When I asked Amy if there’s anything she’d want to change about their early parenting years or advice she’d give her younger self prior to having kids, she laughed. She said there’s not much she’d change except perhaps to be less uptight about things. You simply do what you need to do and don’t allow fear to keep you from moving forward. Let things go and don’t hold onto them, especially when it comes to expectations for both yourself and your kids.
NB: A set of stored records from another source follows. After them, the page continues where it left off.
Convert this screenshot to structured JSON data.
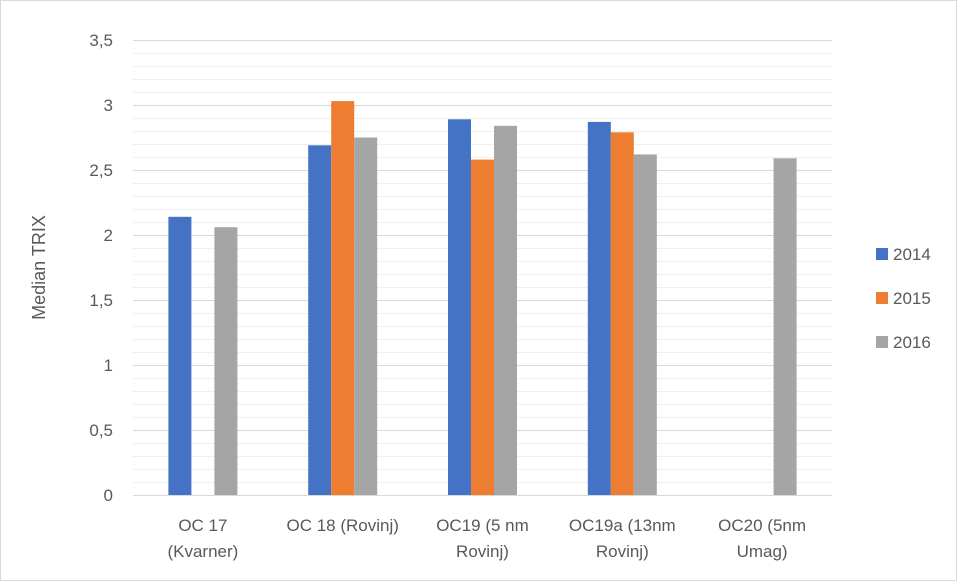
{
  "chart_data": {
    "type": "bar",
    "title": "",
    "xlabel": "",
    "ylabel": "Median TRIX",
    "ylim": [
      0,
      3.5
    ],
    "ytick_step": 0.5,
    "minor_step": 0.1,
    "ytick_labels": [
      "0",
      "0,5",
      "1",
      "1,5",
      "2",
      "2,5",
      "3",
      "3,5"
    ],
    "grid": true,
    "legend_position": "right",
    "categories": [
      [
        "OC 17",
        "(Kvarner)"
      ],
      [
        "OC 18 (Rovinj)"
      ],
      [
        "OC19 (5 nm",
        "Rovinj)"
      ],
      [
        "OC19a (13nm",
        "Rovinj)"
      ],
      [
        "OC20 (5nm",
        "Umag)"
      ]
    ],
    "series": [
      {
        "name": "2014",
        "color": "#4472c4",
        "values": [
          2.14,
          2.69,
          2.89,
          2.87,
          null
        ]
      },
      {
        "name": "2015",
        "color": "#ed7d31",
        "values": [
          null,
          3.03,
          2.58,
          2.79,
          null
        ]
      },
      {
        "name": "2016",
        "color": "#a5a5a5",
        "values": [
          2.06,
          2.75,
          2.84,
          2.62,
          2.59
        ]
      }
    ]
  }
}
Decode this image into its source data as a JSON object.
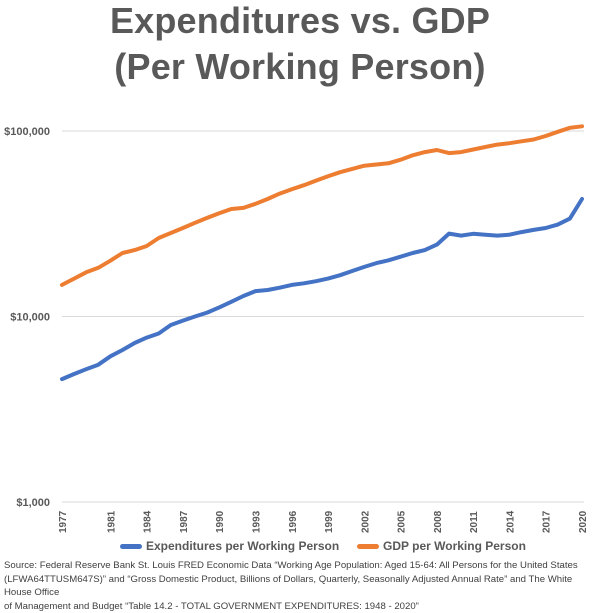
{
  "chart_data": {
    "type": "line",
    "title": "Expenditures vs. GDP",
    "subtitle": "(Per Working Person)",
    "xlabel": "",
    "ylabel": "",
    "yscale": "log",
    "ylim": [
      1000,
      100000
    ],
    "yticks": [
      {
        "value": 100000,
        "label": "$100,000"
      },
      {
        "value": 10000,
        "label": "$10,000"
      },
      {
        "value": 1000,
        "label": "$1,000"
      }
    ],
    "xlim": [
      1977,
      2020
    ],
    "xticks": [
      "1977",
      "1981",
      "1984",
      "1987",
      "1990",
      "1993",
      "1996",
      "1999",
      "2002",
      "2005",
      "2008",
      "2011",
      "2014",
      "2017",
      "2020"
    ],
    "grid": true,
    "legend_position": "bottom",
    "series": [
      {
        "name": "Expenditures per Working Person",
        "color": "#4472C4",
        "points": [
          [
            1977,
            4600
          ],
          [
            1978,
            4900
          ],
          [
            1979,
            5200
          ],
          [
            1980,
            5500
          ],
          [
            1981,
            6100
          ],
          [
            1982,
            6600
          ],
          [
            1983,
            7200
          ],
          [
            1984,
            7700
          ],
          [
            1985,
            8100
          ],
          [
            1986,
            9000
          ],
          [
            1987,
            9500
          ],
          [
            1988,
            10000
          ],
          [
            1989,
            10500
          ],
          [
            1990,
            11200
          ],
          [
            1991,
            12000
          ],
          [
            1992,
            12900
          ],
          [
            1993,
            13700
          ],
          [
            1994,
            13900
          ],
          [
            1995,
            14300
          ],
          [
            1996,
            14800
          ],
          [
            1997,
            15100
          ],
          [
            1998,
            15500
          ],
          [
            1999,
            16000
          ],
          [
            2000,
            16700
          ],
          [
            2001,
            17600
          ],
          [
            2002,
            18500
          ],
          [
            2003,
            19400
          ],
          [
            2004,
            20100
          ],
          [
            2005,
            21000
          ],
          [
            2006,
            22000
          ],
          [
            2007,
            22800
          ],
          [
            2008,
            24400
          ],
          [
            2009,
            28000
          ],
          [
            2010,
            27300
          ],
          [
            2011,
            27900
          ],
          [
            2012,
            27600
          ],
          [
            2013,
            27300
          ],
          [
            2014,
            27600
          ],
          [
            2015,
            28500
          ],
          [
            2016,
            29300
          ],
          [
            2017,
            30000
          ],
          [
            2018,
            31300
          ],
          [
            2019,
            33700
          ],
          [
            2020,
            43000
          ]
        ]
      },
      {
        "name": "GDP per Working Person",
        "color": "#ED7D31",
        "points": [
          [
            1977,
            14800
          ],
          [
            1978,
            16000
          ],
          [
            1979,
            17300
          ],
          [
            1980,
            18300
          ],
          [
            1981,
            20000
          ],
          [
            1982,
            22000
          ],
          [
            1983,
            22800
          ],
          [
            1984,
            24000
          ],
          [
            1985,
            26500
          ],
          [
            1986,
            28200
          ],
          [
            1987,
            30000
          ],
          [
            1988,
            32000
          ],
          [
            1989,
            34000
          ],
          [
            1990,
            36000
          ],
          [
            1991,
            38000
          ],
          [
            1992,
            38500
          ],
          [
            1993,
            40500
          ],
          [
            1994,
            43000
          ],
          [
            1995,
            46000
          ],
          [
            1996,
            48500
          ],
          [
            1997,
            51000
          ],
          [
            1998,
            54000
          ],
          [
            1999,
            57000
          ],
          [
            2000,
            60000
          ],
          [
            2001,
            62500
          ],
          [
            2002,
            65000
          ],
          [
            2003,
            66000
          ],
          [
            2004,
            67000
          ],
          [
            2005,
            70000
          ],
          [
            2006,
            74000
          ],
          [
            2007,
            77000
          ],
          [
            2008,
            79000
          ],
          [
            2009,
            76000
          ],
          [
            2010,
            77000
          ],
          [
            2011,
            79500
          ],
          [
            2012,
            82000
          ],
          [
            2013,
            84500
          ],
          [
            2014,
            86000
          ],
          [
            2015,
            88000
          ],
          [
            2016,
            90000
          ],
          [
            2017,
            94000
          ],
          [
            2018,
            99000
          ],
          [
            2019,
            104000
          ],
          [
            2020,
            106000
          ]
        ]
      }
    ]
  },
  "legend": {
    "items": [
      {
        "label": "Expenditures per Working Person",
        "color": "#4472C4"
      },
      {
        "label": "GDP per Working Person",
        "color": "#ED7D31"
      }
    ]
  },
  "source": {
    "line1": "Source: Federal Reserve Bank St. Louis FRED Economic Data “Working Age Population: Aged 15-64: All Persons for the United States",
    "line2": "(LFWA64TTUSM647S)” and “Gross Domestic Product, Billions of Dollars, Quarterly, Seasonally Adjusted Annual Rate” and The White House Office",
    "line3": "of Management and Budget “Table 14.2 - TOTAL GOVERNMENT EXPENDITURES:  1948 - 2020”"
  },
  "colors": {
    "text": "#595959",
    "gridline": "#D9D9D9"
  }
}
The greatest blessing she feels she’s had over the years is her marriage. She and Alan are very close and have continued to be best friends even through the roughest times their family has endured. It takes an unbelievable amount of time, energy, and sacrifice to care for and raise children, let alone children who come from foster care. Many marriages don’t make it through it all, something Amy has seen firsthand with other adoptive families. She says her greatest piece of advice to couples wanting to have children, especially those interested in adoption, is to make sure both people are equally invested. She emphasized that people need to be on the same page or it won’t work. One parent can’t want it while the other is just okay with it. The needs of the children and what will be required are too extreme for anything less than equal commitment.

Amy is convinced adoption was the absolute greatest gift God has given her and Alan. They love all of their children, but they see a unique blessing in watching their adopted children grow up to be successful and caring individuals. Their biological children, she believes, would have succeeded regardless – they had caring, loving parents and a stable home environment – but she shudders to think what life might have been like for her adopted children had they not brought them into their family. Their situations made them so much more vulnerable and their chances of success would have been substantially lower. But to be able to stand in the gap for each of their kids, biological and adopted, is unbelievably fulfilling. They’ve said for years that, if she or Alan died today, they’d know they did enough in their time on earth. With God’s help and love, they have changed the lives of their children forever.